I wanted to know how to find L2 cache size in Linux...
for L1 cache size, I am doing the following
pico /proc/cpuinfo
what about L2 cache size?
cat /sys/devices/system/cpu/cpu0/cache/index2/size
or check dmidecode
or use lshw
EDIT 3: Heh, sorry, just do sudo dmidecode -t cache
and it will show you your CPU's cache information. To tell what section you are looking at (L1 or L2), look at the Configuration:
line. You want Configuration: Enabled, Not Socketed, Level 2
.
You should check the following tool. It gives the most accurate information from all the tools I've tried. This is the command line version output:
~$ lstopo-no-graphics
Machine (7984MB)
Socket L#0
L2 L#0 (4096KB)
L1d L#0 (32KB) + L1i L#0 (32KB) + Core L#0 + PU L#0 (P#0)
L1d L#1 (32KB) + L1i L#1 (32KB) + Core L#1 + PU L#1 (P#1)
L2 L#1 (4096KB)
L1d L#2 (32KB) + L1i L#2 (32KB) + Core L#2 + PU L#2 (P#2)
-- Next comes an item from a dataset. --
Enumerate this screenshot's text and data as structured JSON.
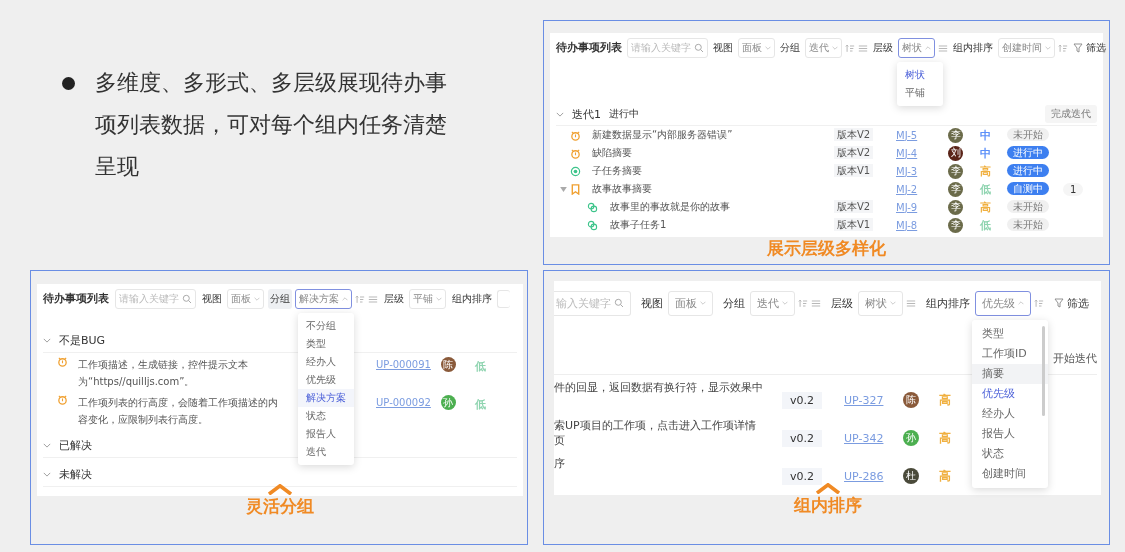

L1d L#3 (32KB) + L1i L#3 (32KB) + Core L#3 + PU L#3 (P#3)
And this is the graphical interface:
Just use: lscpu
Sample output:
$ lscpu
Architecture: x86_64
CPU op-mode(s): 32-bit, 64-bit
Byte Order: Little Endian
CPU(s): 4
On-line CPU(s) list: 0-3
Thread(s) per core: 1
Core(s) per socket: 4
Socket(s): 1
NUMA node(s): 1
Vendor ID: GenuineIntel
CPU family: 6
Model: 42
Stepping: 7
CPU MHz: 3401.000
BogoMIPS: 6784.57
Virtualization: VT-x
L1d cache: 32K
L1i cache: 32K
L2 cache: 256K
L3 cache: 8192K
NUMA node0 CPU(s): 0-3
lscpu
is not accurate on some CPUs with exotic configuration. For example the CPU from my answer gives the following (omitted some info): CPU family: 6 Model: 15 Stepping: 11 CPU MHz: 1866.742 BogoMIPS: 3733.48 Virtualization: VT-x L1d cache: 32K L1i cache: 32K L2 cache: 4096K NUMA node0 CPU(s): 0-3 The CPU is Xeon L5320 with 8MB L2 total.
getconf
getconf -a | grep CACHE
gives:
LEVEL1_ICACHE_SIZE 32768
LEVEL1_ICACHE_ASSOC 8
LEVEL1_ICACHE_LINESIZE 64
LEVEL1_DCACHE_SIZE 32768
LEVEL1_DCACHE_ASSOC 8
LEVEL1_DCACHE_LINESIZE 64
LEVEL2_CACHE_SIZE 262144
LEVEL2_CACHE_ASSOC 8
LEVEL2_CACHE_LINESIZE 64
LEVEL3_CACHE_SIZE 20971520
LEVEL3_CACHE_ASSOC 20
LEVEL3_CACHE_LINESIZE 64
LEVEL4_CACHE_SIZE 0
LEVEL4_CACHE_ASSOC 0
LEVEL4_CACHE_LINESIZE 0
Or for a single level:
getconf LEVEL2_CACHE_SIZE
The cool thing about this interface is that it is just a wrapper around the POSIX sysconf
C function (cache arguments are non-POSIX extensions), and so it can be used from C code as well:
long l2 = sysconf(_SC_LEVEL2_CACHE_SIZE);
Tested in Ubuntu 16.04.
x86 CPUID instruction
The CPUID x86 instruction also offers cache information, and can be directly accessed by userland: https://en.wikipedia.org/wiki/CPUID
glibc seems to use that method for x86. I haven't confirmed by step debugging / instruction tracing, but the source for 2.28 sysdeps/x86/cacheinfo.c
does that:
__cpuid (2, eax, ebx, ecx, edx);
TODO create a minimal C example, lazy now, asked at: https://stackoverflow.com/questions/14283171/how-to-receive-l1-l2-l3-cache-size-using-cpuid-instruction-in-x86
ARM also has an architecture-defined mechanism to find cache sizes through registers such as the Cache Size ID Register (CCSIDR), see the ARMv8 Programmers' Manual 11.6 "Cache discovery" for an overview.
getconf
just never works on ARM! it returns 0 for all cache levels, although cache is enabled. I tested this on a beaglebone black as well as on an NVIDA Jetson TK1. Happen to know why? (Maybe related: /sys/devices/system/cpu/cpu* never contain any entry wrt cache either). Only trace of cache is in dmesg, but that doesn't give you a size. It only tells you there is cache.
Jan 7 at 22:58
dmesg | grep cache
will show your L1 and L2 related information.